A Nikki Hill pude verla hace un par de años cerca de casa, en Intxaurrondo. Entonces me encantó su voz, su capacidad para interpretar rock con aroma a los años 50, su complicidad con el público y la conexión con su marido el guitarrista Matt Hill. También, es cierto, eché de menos una banda más potente y me pareció que Nikki brillaba menos cuando dejaba las tierras del Rock&Roll para adentrarse en los páramos del soul. Todo lo que me gustó de Nikki Hill entonces, me gustó esta vez; pero las pegas de entonces, ahora se han convertido en virtudes.
En La Cripta, con una acústica como no le había conocido antes a ese local, en un escenario pequeño, cercano, con unas 250 personas abarrotando la pista, Nikki Hill y los suyos encontraron el lugar perfecto para desarrollar su show. Variado, ecléctico y siempre brillante. Comenzaron pisando el acelerador con una fantástica (Let Me Tell You ‘Bout) Luv y a partir de ahí, con el rostro cada vez más perlado de sudor, fueron saltando de un registro a otro y, esta vez si, sin que el listón bajase en ningún momento. Su voz podía sonar arrogante, rabiosa, seductora, juguetona… y en todos los casos potente. Versionando a Chuck Berry en la bailable Sweet Little Rock & Roller, mostrando su lado más visceral en Right on the Brink, controlando a su antojo las subidas y bajadas de la banda en Scratch Back o luciendo su lado más soul en And I wonder.

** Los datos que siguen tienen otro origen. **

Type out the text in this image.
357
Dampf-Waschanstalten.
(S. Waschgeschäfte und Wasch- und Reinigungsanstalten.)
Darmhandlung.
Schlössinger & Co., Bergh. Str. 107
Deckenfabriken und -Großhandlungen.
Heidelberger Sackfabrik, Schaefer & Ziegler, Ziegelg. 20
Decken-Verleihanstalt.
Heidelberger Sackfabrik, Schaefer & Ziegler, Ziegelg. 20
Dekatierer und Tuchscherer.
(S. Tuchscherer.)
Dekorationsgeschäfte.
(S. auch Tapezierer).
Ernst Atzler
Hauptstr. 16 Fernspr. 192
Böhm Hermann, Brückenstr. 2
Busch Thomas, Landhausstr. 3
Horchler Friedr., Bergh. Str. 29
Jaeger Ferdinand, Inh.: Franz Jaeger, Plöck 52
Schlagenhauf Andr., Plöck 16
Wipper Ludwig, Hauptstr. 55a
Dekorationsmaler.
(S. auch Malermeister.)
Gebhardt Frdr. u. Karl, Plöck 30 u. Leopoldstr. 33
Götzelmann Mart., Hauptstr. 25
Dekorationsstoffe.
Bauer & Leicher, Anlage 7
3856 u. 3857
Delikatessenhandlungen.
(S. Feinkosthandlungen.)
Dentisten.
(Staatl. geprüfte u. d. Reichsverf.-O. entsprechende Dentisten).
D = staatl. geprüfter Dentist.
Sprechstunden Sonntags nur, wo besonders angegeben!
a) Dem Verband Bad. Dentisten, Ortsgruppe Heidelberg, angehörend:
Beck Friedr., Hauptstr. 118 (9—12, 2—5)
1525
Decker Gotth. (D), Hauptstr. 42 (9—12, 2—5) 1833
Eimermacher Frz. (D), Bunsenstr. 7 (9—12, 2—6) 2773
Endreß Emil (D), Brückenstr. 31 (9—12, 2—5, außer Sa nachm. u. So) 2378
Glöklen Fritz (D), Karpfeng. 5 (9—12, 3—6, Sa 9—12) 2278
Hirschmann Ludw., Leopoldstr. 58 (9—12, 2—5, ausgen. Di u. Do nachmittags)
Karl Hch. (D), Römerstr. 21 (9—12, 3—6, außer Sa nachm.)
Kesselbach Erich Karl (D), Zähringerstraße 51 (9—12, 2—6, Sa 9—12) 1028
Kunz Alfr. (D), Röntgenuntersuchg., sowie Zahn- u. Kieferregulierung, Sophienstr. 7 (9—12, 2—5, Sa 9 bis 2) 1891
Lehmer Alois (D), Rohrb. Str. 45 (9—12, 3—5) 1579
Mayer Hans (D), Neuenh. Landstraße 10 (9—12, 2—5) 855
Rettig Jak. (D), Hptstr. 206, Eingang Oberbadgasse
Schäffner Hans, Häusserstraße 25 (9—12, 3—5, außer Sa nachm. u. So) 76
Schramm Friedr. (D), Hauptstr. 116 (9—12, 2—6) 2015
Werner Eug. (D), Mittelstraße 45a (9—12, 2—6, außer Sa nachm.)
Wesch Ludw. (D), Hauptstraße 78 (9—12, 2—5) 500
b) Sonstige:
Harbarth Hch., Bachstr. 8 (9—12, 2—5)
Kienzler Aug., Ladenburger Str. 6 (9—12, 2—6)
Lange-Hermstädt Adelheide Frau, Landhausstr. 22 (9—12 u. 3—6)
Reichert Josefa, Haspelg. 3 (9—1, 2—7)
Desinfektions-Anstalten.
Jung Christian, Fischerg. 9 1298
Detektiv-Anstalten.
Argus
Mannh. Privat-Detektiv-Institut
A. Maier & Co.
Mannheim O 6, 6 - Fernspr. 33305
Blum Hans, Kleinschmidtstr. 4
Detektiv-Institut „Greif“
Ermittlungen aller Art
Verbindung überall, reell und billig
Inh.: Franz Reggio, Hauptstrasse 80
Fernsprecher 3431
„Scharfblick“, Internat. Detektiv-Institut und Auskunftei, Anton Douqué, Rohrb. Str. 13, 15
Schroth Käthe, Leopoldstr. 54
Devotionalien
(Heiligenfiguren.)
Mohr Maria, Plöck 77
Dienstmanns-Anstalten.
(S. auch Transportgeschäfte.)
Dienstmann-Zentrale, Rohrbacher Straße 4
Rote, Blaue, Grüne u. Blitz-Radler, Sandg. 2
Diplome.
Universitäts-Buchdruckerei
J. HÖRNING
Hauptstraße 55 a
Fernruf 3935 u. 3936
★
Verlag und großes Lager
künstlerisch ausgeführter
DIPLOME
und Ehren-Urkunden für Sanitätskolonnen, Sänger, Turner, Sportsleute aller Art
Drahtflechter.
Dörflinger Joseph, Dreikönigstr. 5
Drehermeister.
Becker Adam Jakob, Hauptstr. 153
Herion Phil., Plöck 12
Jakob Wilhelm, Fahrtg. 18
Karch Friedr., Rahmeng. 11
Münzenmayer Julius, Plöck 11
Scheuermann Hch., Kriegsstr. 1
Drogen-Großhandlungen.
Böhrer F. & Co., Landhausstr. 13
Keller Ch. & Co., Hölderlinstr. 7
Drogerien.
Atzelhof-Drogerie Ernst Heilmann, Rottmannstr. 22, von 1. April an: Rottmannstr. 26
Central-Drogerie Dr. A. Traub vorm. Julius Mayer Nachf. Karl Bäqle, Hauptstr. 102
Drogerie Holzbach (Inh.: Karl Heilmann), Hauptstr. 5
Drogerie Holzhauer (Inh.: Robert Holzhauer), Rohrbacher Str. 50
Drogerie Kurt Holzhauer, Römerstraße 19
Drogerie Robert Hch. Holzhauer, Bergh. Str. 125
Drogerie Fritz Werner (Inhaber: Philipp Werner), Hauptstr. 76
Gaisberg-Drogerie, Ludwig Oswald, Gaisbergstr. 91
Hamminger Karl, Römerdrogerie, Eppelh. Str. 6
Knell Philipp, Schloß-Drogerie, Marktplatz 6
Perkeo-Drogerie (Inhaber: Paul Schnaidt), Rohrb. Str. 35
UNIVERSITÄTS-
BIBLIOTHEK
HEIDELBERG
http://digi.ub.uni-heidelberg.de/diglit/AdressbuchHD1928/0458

La banda ha mejorado mucho en estos dos años. Además de Matt Hill, un guitarrista efectivo pero que sobre todo posee una gran capacidad escénica y una buena colección de trucos para animar al respetable, ahora incorporan a Laura Chavez que saca chispas a su guitarra, un instrumento que a juzgar por sus marcas y arañazos tiene más millas que la Ruta 66, con aparente facilidad y sencillez. Un acierto de incorporación.
Para cerrar regaló otra versión, la magnífica Twistin’ The Night Away de Sam Cooke. Un broche final excelente para una noche que sólo planteaba un problema, ¿cómo volver desde Nueva Orleans a casa? Por suerte, o no, el embrujo vudú que nos había llevado al otro lado de charco se rompió al cruza la puerta de la cripta. Eso no era Bourbon St., era la Calle Easo.